Abbott reported that 2,622 people tested positive on Tuesday for the coronavirus, a new daily record for the Lone Star State. The prior record had been set on June 10, when 2,504 tested positive.
The state’s Health and Human Services Department also reported that 2,518 lab-confirmed COVID-19 patients are currently in Texas hospitals, up from 2,326 on Monday. Hospitalizations have been on a steady upward trend since May 25, when about 1,500 were hospitalized.
“If you do not need to go out, the best advice is still to stay at home,” Abbott said at a press conference in Austin.
Abbott announced on June 3 that the state would enter its third phase of reopening, allowing restaurants to use 75 percent of their capacity and allowing most businesses to operate at 50 percent capacity or more.
Local officials in Travis County, which includes the state capital of Austin, have extended stay-at-home orders in recent days in response to the rising number of COVID-19 hospitalizations. The “Stay Home, Work Safe” order that was set to expire on June 15 has been extended to Aug. 15.
There are an estimated 36,000 active coronavirus cases in Texas. Nearly 2,000 Texans have died from the coronavirus.
Abbott on Tuesday stressed that the Texas medical system has more than enough capacity to deal with the surge in hospitalizations.
Texas has reported 14,993 available hospital beds, a 78 percent increase since mid-March.
Abbott said there is only one county in the state where 10 percent of hospital beds are taken up by COVID-19 patients. The average statewide is 6.3 percent, Abbott said.

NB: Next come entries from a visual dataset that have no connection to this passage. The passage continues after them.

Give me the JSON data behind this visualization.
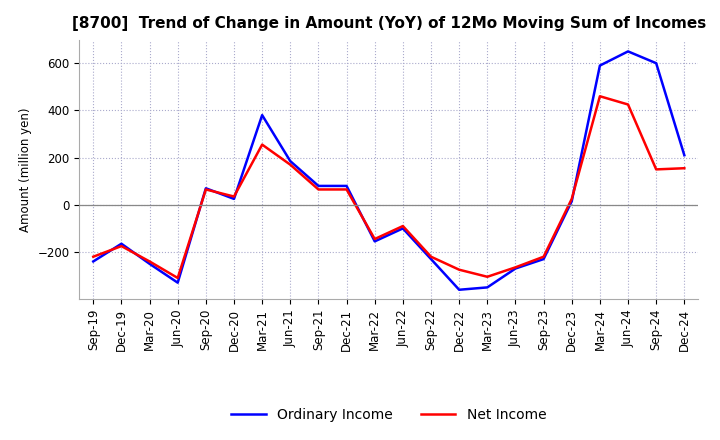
{
  "title": "[8700]  Trend of Change in Amount (YoY) of 12Mo Moving Sum of Incomes",
  "ylabel": "Amount (million yen)",
  "background_color": "#ffffff",
  "grid_color": "#aaaacc",
  "x_labels": [
    "Sep-19",
    "Dec-19",
    "Mar-20",
    "Jun-20",
    "Sep-20",
    "Dec-20",
    "Mar-21",
    "Jun-21",
    "Sep-21",
    "Dec-21",
    "Mar-22",
    "Jun-22",
    "Sep-22",
    "Dec-22",
    "Mar-23",
    "Jun-23",
    "Sep-23",
    "Dec-23",
    "Mar-24",
    "Jun-24",
    "Sep-24",
    "Dec-24"
  ],
  "ordinary_income": [
    -240,
    -165,
    -250,
    -330,
    70,
    25,
    380,
    185,
    80,
    80,
    -155,
    -100,
    -230,
    -360,
    -350,
    -270,
    -230,
    15,
    590,
    650,
    600,
    210
  ],
  "net_income": [
    -220,
    -175,
    -240,
    -310,
    65,
    35,
    255,
    170,
    65,
    65,
    -145,
    -90,
    -220,
    -275,
    -305,
    -265,
    -220,
    25,
    460,
    425,
    150,
    155
  ],
  "ordinary_color": "#0000ff",
  "net_color": "#ff0000",
  "ylim": [
    -400,
    700
  ],
  "yticks": [
    -200,
    0,
    200,
    400,
    600
  ],
  "title_fontsize": 11,
  "legend_fontsize": 10,
  "axis_fontsize": 8.5
}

State officials said hospitalizations remain at a “manageable level” and that the system is not at risk of being overrun by new COVID-19 patients at this point.
“There has been a nationwide effort … to slow the spread of COVID-19 so we could prevent hospitals from being overrun,” Abbott said. “That goal has been achieved.”
“The increased occupancy of hospital beds, it does raise concerns, but as shown today, there is no reason right now to be alarmed,” Abbott added. “Even though there are more people hospitalized, we still remain at the lowest threat level [for occupancy].”
Abbot attributed the spike in cases to batched data coming in from “congregate settings” such as prisons and nursing homes.
He said that testing in nursing homes is nearing 100 percent and that more than half of the state’s jail and prison settings had been tested. In many cases, Abbott said, the jail and prison population has a higher infection rate than the rest of the population.